Anne Louise Germaine de Staël-Holstein
Viele Menschen, die sich das Leben nehmen wollen, stecken in einer Unverständlichkeit. Was heißt das?
Sie können oder wollen sich anderen Menschen nicht mitteilen.
Oder:
Sie werden von anderen Menschen nicht verstanden.
Nicht gehört.
Überhört.
Oder:
Sie fühlen sich unverstanden.
Oder:
Sie verstehen andere Menschen nicht.
Oder:
Sie verstehen die Welt nicht mehr.
Oder:
Sie verstehen sich selbst nicht.
Oder:
Tiefer Schmerz, Trauer oder Depression blockieren eine Verständlichkeit.
Manchmal sind es die Inhalte oder Umstände, die unverständlich bleiben. Weil sie zu vielschichtig und kompliziert sind oder so erscheinen. Meist ist es jedoch die Sprache selbst, die eine Verständigung von vornherein unmöglich macht.
Die Sprache des Philosophen – in seinem Bemühen, sich so genau wie möglich zu artikulieren – ist gespickt mit „Fremd-Worten“ aus dem Lateinischen und Griechischen.
Das Gleiche gilt für die Formulierungen der Mediziner und Psychologen, der Historiker, Theologen und Literaten.
Das „Fremd-Wort“, oft auch mit der Alibi-Bezeichnung „Fachbegriff“ tituliert, trägt schon in seinem Namen den Keim der Unverständlichkeit. Jedes Fremdwort, das ich in meiner Sprache benutze, entfremdet meine Sprache mehr. Es macht mich außerhalb einer Elite, die mit der Bedeutung dieser Fremdworte vertraut ist, unverständlich.

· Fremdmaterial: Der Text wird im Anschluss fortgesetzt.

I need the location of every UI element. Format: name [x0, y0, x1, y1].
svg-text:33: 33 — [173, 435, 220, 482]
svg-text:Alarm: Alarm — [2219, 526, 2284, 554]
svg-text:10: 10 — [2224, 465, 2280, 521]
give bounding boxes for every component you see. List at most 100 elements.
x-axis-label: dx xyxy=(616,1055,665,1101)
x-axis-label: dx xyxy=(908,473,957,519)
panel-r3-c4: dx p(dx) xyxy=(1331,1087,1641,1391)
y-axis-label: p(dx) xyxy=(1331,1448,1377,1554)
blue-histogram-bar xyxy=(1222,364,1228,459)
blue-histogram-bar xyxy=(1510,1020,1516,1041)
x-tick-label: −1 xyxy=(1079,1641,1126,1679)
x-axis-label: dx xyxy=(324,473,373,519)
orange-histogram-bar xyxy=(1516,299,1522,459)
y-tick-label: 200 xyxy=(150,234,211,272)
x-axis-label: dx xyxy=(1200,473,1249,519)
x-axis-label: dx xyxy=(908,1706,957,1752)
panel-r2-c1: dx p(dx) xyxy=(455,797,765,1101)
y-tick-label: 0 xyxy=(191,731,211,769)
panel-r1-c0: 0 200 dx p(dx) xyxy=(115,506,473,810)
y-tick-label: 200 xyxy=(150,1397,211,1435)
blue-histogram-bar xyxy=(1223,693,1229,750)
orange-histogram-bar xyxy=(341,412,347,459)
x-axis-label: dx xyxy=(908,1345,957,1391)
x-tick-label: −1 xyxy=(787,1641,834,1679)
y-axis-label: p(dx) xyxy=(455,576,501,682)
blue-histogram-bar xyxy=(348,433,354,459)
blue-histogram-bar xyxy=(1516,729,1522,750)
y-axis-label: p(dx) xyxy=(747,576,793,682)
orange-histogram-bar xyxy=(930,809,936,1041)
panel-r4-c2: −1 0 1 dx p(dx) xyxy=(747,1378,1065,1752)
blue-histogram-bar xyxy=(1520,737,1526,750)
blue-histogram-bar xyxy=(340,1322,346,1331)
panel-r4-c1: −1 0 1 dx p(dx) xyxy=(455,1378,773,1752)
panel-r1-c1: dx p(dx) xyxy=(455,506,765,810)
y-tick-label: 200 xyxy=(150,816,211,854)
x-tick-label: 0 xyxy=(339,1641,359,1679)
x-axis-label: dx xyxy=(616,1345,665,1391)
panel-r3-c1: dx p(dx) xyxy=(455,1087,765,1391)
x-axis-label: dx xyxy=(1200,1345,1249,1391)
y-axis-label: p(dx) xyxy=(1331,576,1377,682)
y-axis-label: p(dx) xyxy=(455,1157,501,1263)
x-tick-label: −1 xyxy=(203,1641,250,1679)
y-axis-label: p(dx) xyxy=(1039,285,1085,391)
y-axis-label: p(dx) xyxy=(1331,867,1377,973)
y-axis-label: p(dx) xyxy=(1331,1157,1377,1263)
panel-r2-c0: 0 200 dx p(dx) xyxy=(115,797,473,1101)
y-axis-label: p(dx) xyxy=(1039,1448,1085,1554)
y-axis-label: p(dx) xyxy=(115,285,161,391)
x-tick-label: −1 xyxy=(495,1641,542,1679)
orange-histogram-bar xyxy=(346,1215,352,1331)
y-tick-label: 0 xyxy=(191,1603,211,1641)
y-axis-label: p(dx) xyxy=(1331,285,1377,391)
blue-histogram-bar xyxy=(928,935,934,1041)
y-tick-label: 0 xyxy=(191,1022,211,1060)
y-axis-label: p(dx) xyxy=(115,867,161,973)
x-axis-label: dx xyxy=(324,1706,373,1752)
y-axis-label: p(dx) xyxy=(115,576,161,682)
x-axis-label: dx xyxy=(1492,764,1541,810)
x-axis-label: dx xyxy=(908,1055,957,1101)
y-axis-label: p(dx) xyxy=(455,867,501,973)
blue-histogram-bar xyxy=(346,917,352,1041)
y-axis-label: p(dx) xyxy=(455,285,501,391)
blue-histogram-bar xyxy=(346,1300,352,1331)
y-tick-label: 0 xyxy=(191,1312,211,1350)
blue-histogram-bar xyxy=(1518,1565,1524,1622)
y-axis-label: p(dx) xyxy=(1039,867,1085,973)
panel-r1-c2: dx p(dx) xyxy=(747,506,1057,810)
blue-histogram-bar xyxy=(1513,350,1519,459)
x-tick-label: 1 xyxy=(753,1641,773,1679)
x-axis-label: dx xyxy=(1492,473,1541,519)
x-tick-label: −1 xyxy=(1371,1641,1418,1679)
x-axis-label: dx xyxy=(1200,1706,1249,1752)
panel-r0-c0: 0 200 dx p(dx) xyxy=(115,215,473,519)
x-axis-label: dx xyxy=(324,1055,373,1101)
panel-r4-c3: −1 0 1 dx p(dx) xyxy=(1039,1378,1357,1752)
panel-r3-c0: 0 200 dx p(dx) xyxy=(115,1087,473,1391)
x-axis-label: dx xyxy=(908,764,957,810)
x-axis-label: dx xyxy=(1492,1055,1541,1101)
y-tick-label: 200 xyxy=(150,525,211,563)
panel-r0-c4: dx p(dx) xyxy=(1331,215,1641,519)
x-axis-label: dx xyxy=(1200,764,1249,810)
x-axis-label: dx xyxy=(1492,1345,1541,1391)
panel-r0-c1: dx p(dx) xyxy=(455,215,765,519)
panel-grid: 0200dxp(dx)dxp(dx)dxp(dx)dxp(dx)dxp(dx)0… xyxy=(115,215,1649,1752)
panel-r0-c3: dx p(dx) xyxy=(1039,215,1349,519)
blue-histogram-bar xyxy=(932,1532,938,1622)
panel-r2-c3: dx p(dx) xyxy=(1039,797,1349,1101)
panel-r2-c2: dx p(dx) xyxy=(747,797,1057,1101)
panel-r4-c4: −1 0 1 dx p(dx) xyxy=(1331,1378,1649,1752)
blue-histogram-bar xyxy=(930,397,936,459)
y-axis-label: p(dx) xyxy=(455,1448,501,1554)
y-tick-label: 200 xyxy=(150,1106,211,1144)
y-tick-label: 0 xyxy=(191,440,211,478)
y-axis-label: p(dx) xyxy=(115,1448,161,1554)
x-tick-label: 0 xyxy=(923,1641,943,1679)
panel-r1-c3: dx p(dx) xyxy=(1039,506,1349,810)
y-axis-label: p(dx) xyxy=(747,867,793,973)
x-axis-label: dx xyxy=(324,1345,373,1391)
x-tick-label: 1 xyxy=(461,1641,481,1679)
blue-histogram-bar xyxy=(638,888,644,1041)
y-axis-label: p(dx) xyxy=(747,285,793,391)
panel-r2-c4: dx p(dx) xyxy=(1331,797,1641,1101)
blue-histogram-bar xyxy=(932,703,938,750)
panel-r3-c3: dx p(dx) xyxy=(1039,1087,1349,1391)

Es ist schon erstaunlich, wie sich eine bestimmte intellektuelle Elite in Deutschland über die gar so grässlichen Anglizismen in der deutschen Sprache empört. Gleichzeitig bedienen sich diese Empörten einer Sprache voller Lehn- und Fremdworte aus dem Griechischen und Lateinischen, gelegentlich auch des Französischen. Damit wiederum bleibt die Elite auch in ihrer Empörung bei vielen unverstanden und ungehört.
Eliten haben ohnehin einen Hang sich abzugrenzen und damit andere automatisch auszugrenzen. Egal ob Macht- oder Bildungselite.
Das Wort „Elite“ stammt übrigens vom Lateinischen „electus“ und bedeutet so viel wie „auserlesen“.
Dieses Buch will nicht elitär sein, es will weder aus- noch abgrenzen.
Es will durch eine verständliche Sprache und eine breite, tabulose, wertfreie Behandlung des Themas der Unverständlichkeit entgegentreten.
Trotz aller Versuche und Vorsätze verständlich zu sein, dieses Buch ist keine leichte Lektüre, weil es ein Buch über das Leben ist.